Portworx-Intel Reference Architecture

The Portworx-Intel reference architecture defines how to deploy containerized applications while enabling development and operations teams to reap all the benefits of containerization. The intended audience is cloud and data center architects who are moving to or already familiar with Linux containers.

The whitepaper also illustrates how DevOps teams can deploy Portworx as the native container persistence solution on servers from any vendor running Intel x86 processors, take advantage of the Portworx scheduler integrations, and build the most efficient cloud datacenters and applications.


Finally, the paper also outlines how data center and cloud architects can build large scale container and microservices infrastructure by using Intel technology and the Portworx powerful, container-native data services software, PX-Enterprise.

Portworx-Intel whitepaper

Portworx PX-Enterprise Performance Test

To demonstrate the performance of Portworx PX-Enterprise in representative cloud and on-premises configurations that are based on Intel technologies, we ran the following categories of performance evaluation tests:

  • Storage benchmarks to demonstrate the raw system performance of PX-Enterprise devices.
  • Application performance suites to demonstrate performance of real-world applications running on a PX-Enterprise
    storage platform.

Test Topology and Configuration

The Portworx PX-Enterprise test set up is a five-node cluster with an external key-value store (etcd). The cluster storage
comprises a homogenous distribution of rotational and solid disk drives on each node. Each node has a dual-port Intel
x520 10 Gigabit Ethernet Network Adapter. All nodes are co-located in a single facility.
PX Configuration Px-Enterprise v1.2.8

  • CPU: 2x Intel Xeon processors E5-2650 v3 (25M Cache, 2.30 GHz)
  • Memory: 4x 8GB 2133MHz PC4-17000 ECC RDIMM
  • Storage pool0: 1 x 120GB Intel® SSDs DC S3500 series SAS 6Gb/s 2.5″ SSD
  • Storage pool1: 8 x 500GB SATA 6Gb/s 7200 RPM 2.5″ hard drive

Test Metrics
Here is a brief overview of all the test metrics.

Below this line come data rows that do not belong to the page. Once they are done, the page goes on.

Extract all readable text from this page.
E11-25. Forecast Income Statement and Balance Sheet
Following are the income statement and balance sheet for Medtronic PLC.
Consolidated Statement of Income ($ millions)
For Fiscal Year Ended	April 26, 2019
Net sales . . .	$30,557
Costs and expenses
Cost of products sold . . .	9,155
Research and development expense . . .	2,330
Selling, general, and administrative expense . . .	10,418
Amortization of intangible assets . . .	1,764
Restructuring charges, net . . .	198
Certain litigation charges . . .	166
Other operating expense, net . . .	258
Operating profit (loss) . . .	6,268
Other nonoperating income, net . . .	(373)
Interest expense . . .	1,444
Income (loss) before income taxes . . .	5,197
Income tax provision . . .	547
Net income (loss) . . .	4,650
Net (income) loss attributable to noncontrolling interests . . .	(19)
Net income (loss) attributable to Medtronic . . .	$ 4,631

  • IO: A single input/output operation.
  • Block Size: The size used for each IO operation. The test uses a block size of 64k.
  • Dataset Size: The overall size of the dataset used during the test. The test uses a dataset size of 100G.
  • IO Depth: The number of outstanding/queued IO requests in the system. The test uses an IO depth of 128.
  • IO type: The type of IO generation used by the test tool. The test uses asynchronous, non-buffered IO.
  • Throughput: The number of IO operations or transactions per second, times the IO block size.
  • Latency: The completion time per IO operation.

Test Methodology
Each test runs as a set of four distinct steps:

  1. Setup
  2. Execution
  3. Verification
  4. Reporting

The write test performs an appending write (hole fill) of 100 GB. To make sure that data is stable on disk before the test
reports completion, fio runs with end_fsync=1. The test also makes sure that there is no dirty data in the cache before the
test. No verify options are used in fio, to avoid introducing any reads into the test. For reads, each test is preceded by a manual data population step using a sequential write of size 100 GB. Before the test, the cache is purged to make sure there are no cached reads. Block size for read is same as the one used at data population step.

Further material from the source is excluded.